Steven Kuzma and Christian Cooper

Steven Kuzma is a Senior Managing Director in BDO’s Forensic Investigation & Litigation Services practice. He is a former partner at a Big Four firm with more than 41 years of experience assisting clients with complex issues related to corporate compliance, commercial disputes, purchase price and post-acquisition disputes, fraud and forensic investigations, lost profits, bankruptcy and insolvency, insurance claim and business interruption, franchise and dealership disputes, economic valuation and damages analysis. He has testified in deposition, arbitration and in federal and state courts throughout the United States.

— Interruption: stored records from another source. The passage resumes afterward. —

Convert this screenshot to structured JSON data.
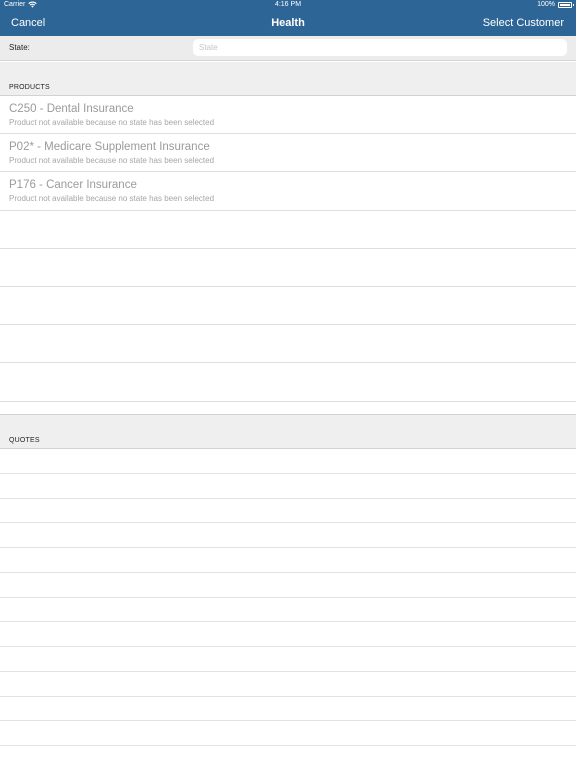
{
  "status_bar": {
    "carrier": "Carrier",
    "time": "4:16 PM",
    "battery": "100%"
  },
  "nav": {
    "cancel_label": "Cancel",
    "title": "Health",
    "select_customer_label": "Select Customer"
  },
  "state": {
    "label": "State:",
    "placeholder": "State",
    "value": ""
  },
  "products": {
    "header": "PRODUCTS",
    "items": [
      {
        "title": "C250 - Dental Insurance",
        "subtitle": "Product not available because no state has been selected"
      },
      {
        "title": "P02* - Medicare Supplement Insurance",
        "subtitle": "Product not available because no state has been selected"
      },
      {
        "title": "P176 - Cancer Insurance",
        "subtitle": "Product not available because no state has been selected"
      }
    ]
  },
  "quotes": {
    "header": "QUOTES"
  },
  "colors": {
    "nav_background": "#2d6696",
    "section_background": "#efefef",
    "disabled_text": "#9b9b9b"
  }
}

Steve’s experience spans a diverse range of industries, including retail, consumer and industrial products, financial services, health care, life sciences, entertainment, real estate, agriculture, utilities and technology.
Christian Cooper is a Managing Director in BDO’s Forensic Investigation & Litigation Services practice. He has more than 15 years of experience working with organizations in developing, assessing and improving corporate compliance programs; conducting fraud and complex accounting investigations; implementing anti-fraud and corruption programs; and designing internal controls and regulatory compliance procedures.
Christian’s forensic experience includes engagements involving bribery and corruption, money laundering, sanctions violations, corporate compliance, acquisition forensic due diligence and other fraud matters. He has led engagements in more than 35 countries around the globe.